Она хотела еще что-то добавить, и тут ее неколебимое мужество иссякло. Царица резко вскочила со своего кресла и, подобрав край платья, почти бегом выскочила из зала. Убежала и Авлона, но не с тем, чтобы догнать царицу — она не хотела, чтобы кто-нибудь заметил ее вдруг покрасневшие глаза.

В этой обстановке Сети, о котором троянцы, потрясенные рассказом юной амазонки, на время забыли, почувствовал себя неловко. Потихоньку, чтобы никто не обратил на него внимания, египтянин поднялся с места и вышел на галерею. К нему тут же, с разбега, подкатился один из малышей и, не сумев остановиться, врезался лбом в его ноги.

— Ой! Полидевк, ты что делаешь? Разве можно так себя вести?!

Молодая женщина в белом с розовой оторочкой хитоне настигла малыша, схватила под мышки и оторвала от колен гостя, которые тот, хохоча, обхватил. Потом подняла голову:

— Прости его, благородный чужеземец! Он еще совсем мал. И гости у нас в Трое пока не бывают… Полидевку никто не рассказывал, как себя при них вести.

— Он меня ничуть не обидел! — рассмеялся египтянин.

В этот момент они оказались лицом к лицу с девушкой, и Сети почему-то испытал желание отвести глаза: ему редко приходилось видеть у взрослого человека такой простодушный, беззащитно открытый взгляд. Девушке казалось на вид лет двадцать. Круглое милое личико в россыпи золотых веснушек, пушистые волосы, собранные на темени в строгий узел и подхваченные шнуром, трогательные ямочки на щеках, когда она улыбнулась.

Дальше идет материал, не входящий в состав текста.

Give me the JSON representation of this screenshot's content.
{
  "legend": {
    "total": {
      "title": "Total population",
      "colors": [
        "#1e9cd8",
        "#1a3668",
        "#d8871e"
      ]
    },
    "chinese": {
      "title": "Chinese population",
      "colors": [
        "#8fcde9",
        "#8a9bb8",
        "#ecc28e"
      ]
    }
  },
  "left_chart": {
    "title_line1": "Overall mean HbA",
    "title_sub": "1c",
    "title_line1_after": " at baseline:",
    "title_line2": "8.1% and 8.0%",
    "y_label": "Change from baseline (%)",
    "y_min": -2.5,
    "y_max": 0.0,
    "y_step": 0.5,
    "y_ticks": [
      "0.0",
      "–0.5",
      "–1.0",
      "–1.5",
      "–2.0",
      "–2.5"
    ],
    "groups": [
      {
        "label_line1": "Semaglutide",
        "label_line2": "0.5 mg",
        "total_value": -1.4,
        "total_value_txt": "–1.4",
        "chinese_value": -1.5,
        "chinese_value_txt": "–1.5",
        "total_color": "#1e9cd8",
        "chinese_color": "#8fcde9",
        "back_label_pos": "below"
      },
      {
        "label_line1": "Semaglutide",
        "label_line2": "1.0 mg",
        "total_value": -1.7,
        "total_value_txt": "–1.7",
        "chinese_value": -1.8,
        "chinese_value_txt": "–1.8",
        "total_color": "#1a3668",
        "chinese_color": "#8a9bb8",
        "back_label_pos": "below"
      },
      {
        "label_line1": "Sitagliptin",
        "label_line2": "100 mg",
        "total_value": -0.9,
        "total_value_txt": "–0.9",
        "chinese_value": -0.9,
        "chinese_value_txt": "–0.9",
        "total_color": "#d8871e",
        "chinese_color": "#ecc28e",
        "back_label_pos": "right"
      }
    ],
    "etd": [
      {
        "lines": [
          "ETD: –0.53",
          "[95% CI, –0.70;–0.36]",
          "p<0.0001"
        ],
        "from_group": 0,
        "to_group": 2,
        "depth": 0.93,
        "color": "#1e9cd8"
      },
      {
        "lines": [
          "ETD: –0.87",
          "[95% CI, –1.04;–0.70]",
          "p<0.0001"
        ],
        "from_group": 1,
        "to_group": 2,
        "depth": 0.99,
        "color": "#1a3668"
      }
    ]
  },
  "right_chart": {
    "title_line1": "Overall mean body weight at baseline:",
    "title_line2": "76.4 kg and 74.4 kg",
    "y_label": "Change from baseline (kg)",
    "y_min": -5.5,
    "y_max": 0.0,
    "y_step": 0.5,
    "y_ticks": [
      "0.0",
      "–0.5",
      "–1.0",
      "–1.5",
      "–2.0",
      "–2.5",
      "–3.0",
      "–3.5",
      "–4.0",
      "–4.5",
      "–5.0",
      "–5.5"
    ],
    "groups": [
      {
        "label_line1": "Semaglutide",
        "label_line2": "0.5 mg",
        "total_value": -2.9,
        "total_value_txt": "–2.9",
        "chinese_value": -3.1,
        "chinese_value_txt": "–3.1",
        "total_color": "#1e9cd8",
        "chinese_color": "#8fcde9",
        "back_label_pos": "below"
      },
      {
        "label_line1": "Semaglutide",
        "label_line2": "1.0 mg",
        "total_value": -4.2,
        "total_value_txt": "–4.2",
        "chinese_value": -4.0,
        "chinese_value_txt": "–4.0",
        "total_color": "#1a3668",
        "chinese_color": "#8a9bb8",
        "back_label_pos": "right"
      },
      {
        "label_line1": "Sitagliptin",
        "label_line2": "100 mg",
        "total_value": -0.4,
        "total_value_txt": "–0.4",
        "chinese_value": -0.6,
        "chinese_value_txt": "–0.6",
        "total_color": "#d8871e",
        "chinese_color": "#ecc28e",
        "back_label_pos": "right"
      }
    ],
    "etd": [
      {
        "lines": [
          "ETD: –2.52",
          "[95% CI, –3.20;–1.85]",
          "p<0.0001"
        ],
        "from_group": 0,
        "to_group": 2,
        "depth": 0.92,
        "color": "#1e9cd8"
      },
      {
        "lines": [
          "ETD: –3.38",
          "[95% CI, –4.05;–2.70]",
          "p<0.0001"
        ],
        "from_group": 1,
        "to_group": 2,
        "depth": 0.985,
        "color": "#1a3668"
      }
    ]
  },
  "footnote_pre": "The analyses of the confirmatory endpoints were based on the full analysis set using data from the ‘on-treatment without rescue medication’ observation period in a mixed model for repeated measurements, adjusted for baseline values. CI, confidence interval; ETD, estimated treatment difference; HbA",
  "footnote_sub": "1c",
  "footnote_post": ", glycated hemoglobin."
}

— Меня зовут Сети, — неожиданно для себя проговорил царедворец, слегка поклонившись. — А ты, как я понимаю, мать одного или двоих из этих чудесных озорников?

— Нет! — девушка продолжала улыбаться. — Просто я живу во дворце и за ними присматриваю. Мой дедушка служил жрецом в храме Аполлона, но два года назад он умер, я осталась одна. И добрая царица позвала меня жить здесь, с ними. Ну, а дети… Я всю жизнь люблю детей, и они меня тоже.

— Так тебя нужно поскорее выдать замуж.

Она рассмеялась:

— Нужно. Наверное, царица так и сделает. Только вот мужчин у нас в Трое сейчас мало. Я хочу сказать, неженатых! — румянец залил щеки девушки и погасил ее смешные веснушки.

Сети отчего-то почувствовал себя глупо. Впервые за долгие-долгие годы он понял, что ему всерьез нравится женщина, и не знал, как сказать ей об этом. «А нужно ли говорить? — тотчас мысленно осадил он себя. — Для чего мне это?»

И спросил вслух:

— Как твое имя?

— Хрисеида. Дед рассказывал, что в детстве родители звали меня Ксентой, но они рано умерли, и все привыкли называть меня от имени дедушки — а его имя было Хрис. Мне и самой так нравится — Хрисеида. А в Египте у женщин красивые имена?

— У моей жены было красивое имя, — вновь отведя взгляд, сказал Сети. — Ее звали Лассави. Но она умерла. И у дочери имя красивое — Атуни. Но твое не хуже.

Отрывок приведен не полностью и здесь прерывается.